Tue 14, 4.00pm, ACMI

Neighbouring Sounds
(dir. Kleber Mendonça Filho)
We don't get to see many movies from Brazil around here, and Neighbouring Sounds' heavily buzzed about anti-thriller certainly piqued my interest. At the festival launch last week they played the below trailer and it's a wonderfully put together package. The film looks handsomely made, modern and apparently the sound design is truly special.
Tue 14, 6.30pm, GU5

First Position
(dir. Bess Kargman)
Looks like this ballet documentary could very easily be gunning for Every Little Step's mantle as feel good theatre documentary. Festivals can always use a bit of levity when surrounded by so much hard-edged drama and misery.
Wed 15, 11.00am, ACMI

In the Fog
(dir. Sergei Loznitsa)
I heard great things about this title out of Cannes - alongside Wuthering Heighs, there is certainly some big cinematography going on. Was recently picked up by local distributor Sharmill Films, but it's always good to check these things out because you never know what will happen when they finally get released.
Wed 15, 6.30pm, ACMI

Alois Nebel
(dir. Tomás Lunák)
Some adult, black and white, European animation? Sure! Selected by the Czech Republic as their entry for the Foreign Language Film Oscar, I know absolutely nothing about it, but I've heard some people were quite high on it. A bit of animation always goes down well, I reckon.
Thu 16, 1.30pm, ACMI

Keep the Lights On
(dir. Ira Sachs)
An American film with a very Danish bent. A story of closeted gay men living in New York, but starring the likes of Thure Lindhardt (so good in Brotherhood, one of my absolute favourite films from MIFF 2010) and Paprika Steen. We all love Paprika Steen, don't we?
Thu 16, 9.00pm, GU6

The Hunt
(dir. Thomas Vinterberg)
Speaking of Paprika Steen... she's not in The Hunt, but she *was* in Festen, Vinterberg's dogme masterpiece from the '90s that will forever make a new film worth inspecting. Mads Mikkelsen won the Best Actor prize at Cannes for his role as a man wrongfully accused of abusing children. Sounds like very heady stuff, but Mikkelsen is always worth watching.
Fri 17, 9.00pm, The Forum

Mine Games
(dir. Richard Gray)
Two years ago, Richard Gray's charming Summer Coda was released. Grey is currently in post-production for a film about AFL, but in between those two he went to America to make this thriller. Hoping for a lot of fun!
Fri 17, 11.30pm, GU5

And that's all I have booked so far. Depending on money and availability I would very much like to get to Aleksandr Sokurov's Faust, the Oscar-winning Undefeated, the curious Berberian Sound Studio, Michael Glawogger's confronting Whore's Glory, French class drama Certain People, and - invitation pending (here's hoping!) - PJ Holden's much-awaited reteam with Toni Collette, Mental.

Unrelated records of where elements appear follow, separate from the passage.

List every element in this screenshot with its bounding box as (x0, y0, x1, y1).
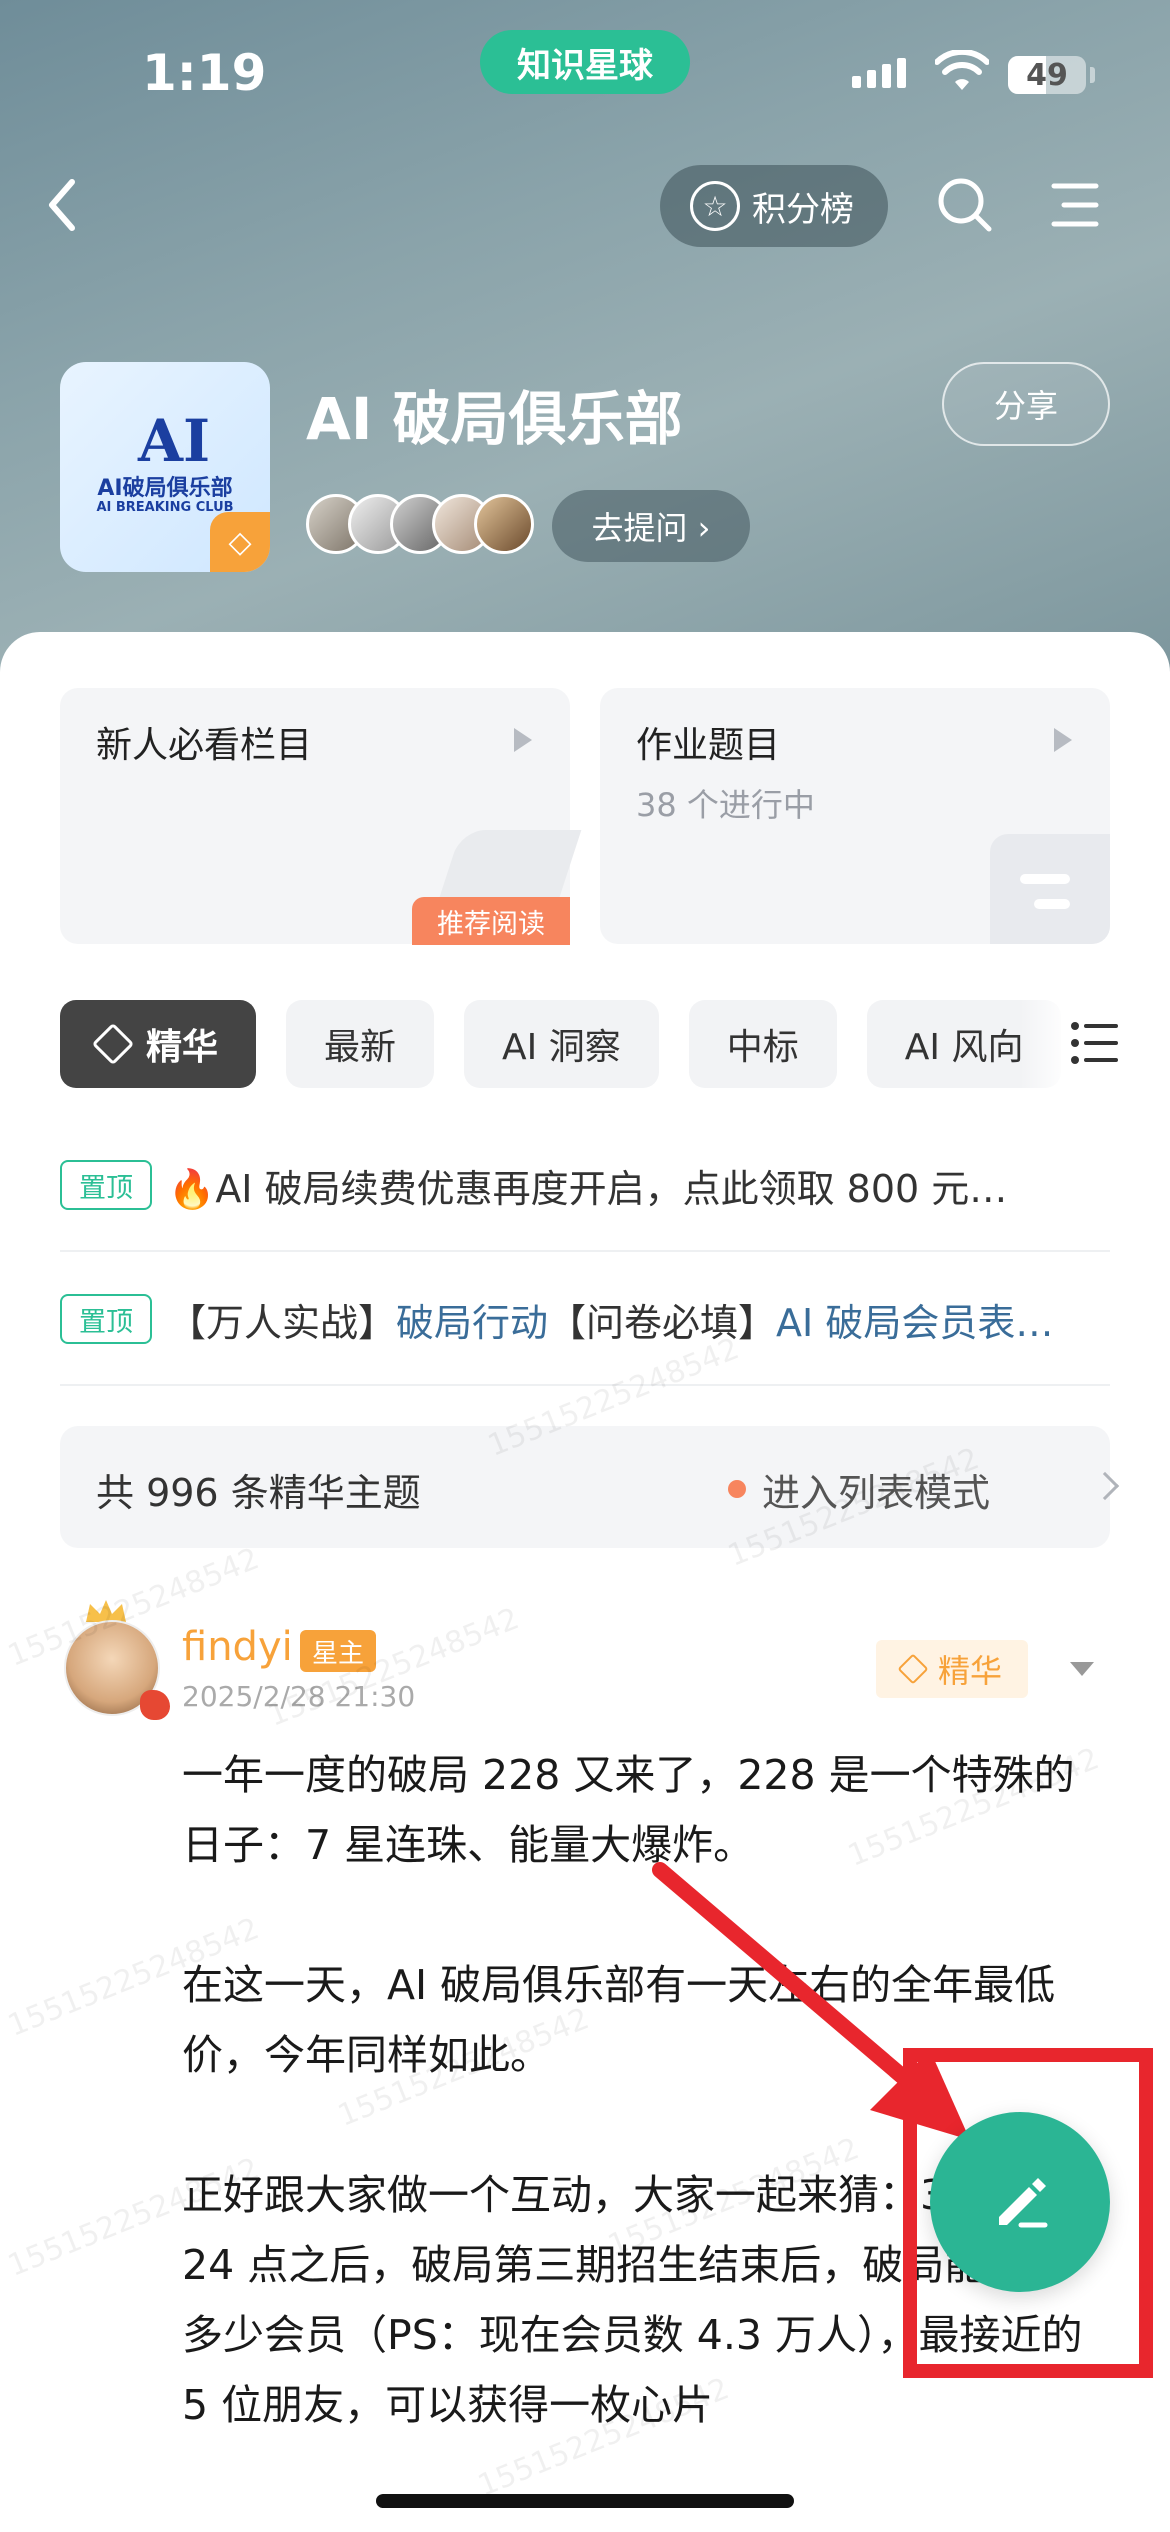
annotation-highlight-box (903, 2048, 1153, 2378)
card-decoration (990, 834, 1110, 944)
club-logo-name: AI破局俱乐部 (97, 476, 233, 501)
member-avatars[interactable] (306, 494, 534, 554)
status-time: 1:19 (142, 44, 267, 102)
post-timestamp: 2025/2/28 21:30 (182, 1680, 416, 1713)
author-name[interactable]: findyi (182, 1624, 293, 1670)
avatar (474, 494, 534, 554)
wifi-icon (935, 50, 989, 90)
card-subtitle: 38 个进行中 (636, 786, 815, 824)
list-icon[interactable] (1070, 1020, 1120, 1066)
pinned-post[interactable]: 置顶 🔥AI 破局续费优惠再度开启，点此领取 800 元… (60, 1120, 1110, 1252)
card-title: 新人必看栏目 (96, 725, 313, 766)
notification-dot (728, 1480, 746, 1498)
tab-latest[interactable]: 最新 (286, 1000, 435, 1088)
diamond-icon (91, 1022, 135, 1066)
tab-ai-insight[interactable]: AI 洞察 (464, 1000, 659, 1088)
card-decoration (1034, 899, 1070, 909)
back-icon[interactable] (40, 170, 90, 240)
recommend-reading-tag: 推荐阅读 (412, 897, 570, 945)
pinned-text: 【万人实战】破局行动【问卷必填】AI 破局会员表… (168, 1292, 1110, 1347)
cellular-signal-icon (852, 58, 906, 88)
essence-badge: 精华 (876, 1640, 1028, 1698)
essence-count: 共 996 条精华主题 (96, 1471, 421, 1515)
pinned-link[interactable]: AI 破局会员表… (776, 1301, 1053, 1345)
pinned-text: 🔥AI 破局续费优惠再度开启，点此领取 800 元… (168, 1166, 1008, 1211)
club-title: AI 破局俱乐部 (306, 385, 683, 453)
pinned-link[interactable]: 破局行动 (396, 1301, 548, 1345)
app-pill[interactable]: 知识星球 (480, 30, 690, 94)
leaderboard-button[interactable]: ☆ 积分榜 (660, 165, 888, 247)
post-more-icon[interactable] (1070, 1662, 1094, 1676)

As for other titles? I've already seen Leos Carax's mind-bending paean to lost traditions in Holy Motors, and Luke Walker's Aussie doco Lasseter's Bones. Meanwhile, hoping to catch Beasts of the Southern Wild, Rampart, Flicker, and opening night selection The Sapphires before the festival begins, too. All in all... not to bad, I say. How about you? Anything you're particularly looking forward to? Let us know in the comments...


Amir said...

I've seen two of these last year at TIFF. Wuthering Heights was one of the highlights of the festival (and Robbie Ryan's cinematography is just a marvel) but don't hold your breath for Alois Nebel. I found it to be very specific to its local audience. And the narrative makes no effort to make anything exciting. If it was a live action nobody would care AT ALL about it. The rotoscope is the only thing that gives the film anything interesting, but you can imagine how short that holds up.

Also, out of curiousity, was Holy Motors released in Australia already or was it a special screening you caught?

Glenn Dunks said...

The distributor held a pre-MIFF media screening of Holy Motors. It's out here almost immediately after the festival.